Przejdź do treści
Reklama
Reklama
Świat

Trójskok Obamy

Ameryka Łacińska w objęciach USA

Obama w Rio de Janeiro, 20 marca 2011 r. Obama w Rio de Janeiro, 20 marca 2011 r. Pete Souza / Official White House
Podczas gdy oczy całego świata zwrócone są ku Libii i krajom Maghrebu, prezydent USA wybiera się w swoją pierwszą wielką podróż do Ameryki Łacińskiej.
Obecność Hillary Clinton na inauguracji prezydentury Dilmy Rousseff była ważnym gestem politycznym wobec Brazylii.Ricardo Moraes/Reuters/Forum Obecność Hillary Clinton na inauguracji prezydentury Dilmy Rousseff była ważnym gestem politycznym wobec Brazylii.
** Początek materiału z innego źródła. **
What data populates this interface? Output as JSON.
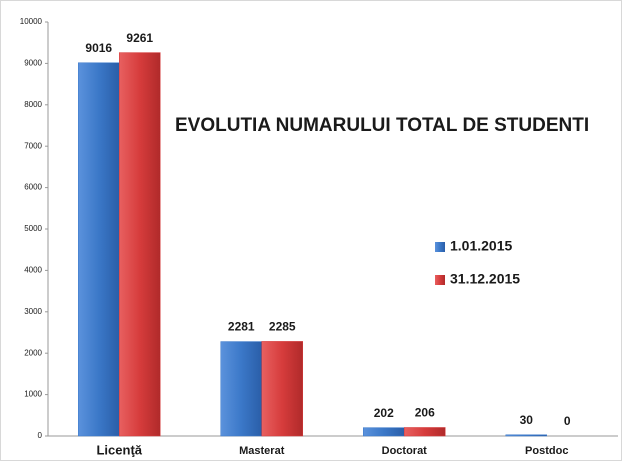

Trudno o bardziej niefortunny termin i kierunek podróży. Obama nie może ich jednak zmienić, ponieważ zostały uroczyście zapowiedziane w styczniowym orędziu o stanie państwa. Termin wybrano nieprzypadkowo – John Kennedy 50 lat temu ogłosił tzw. Sojusz dla Postępu. Oprócz podobnej inicjatywy JFK, jaką był Korpus Pokoju (amerykańscy wolontariusze w krajach Trzeciego Świata pomagali wiercić studnie, budować drogi i szkoły), Sojusz dla Postępu miał rozładowywać problemy społeczne i gospodarcze kontynentu, usuwać źródła niezadowolenia, zmniejszyć oddziaływanie Kuby i penetrację Moskwy za pośrednictwem latynoskiej lewicy.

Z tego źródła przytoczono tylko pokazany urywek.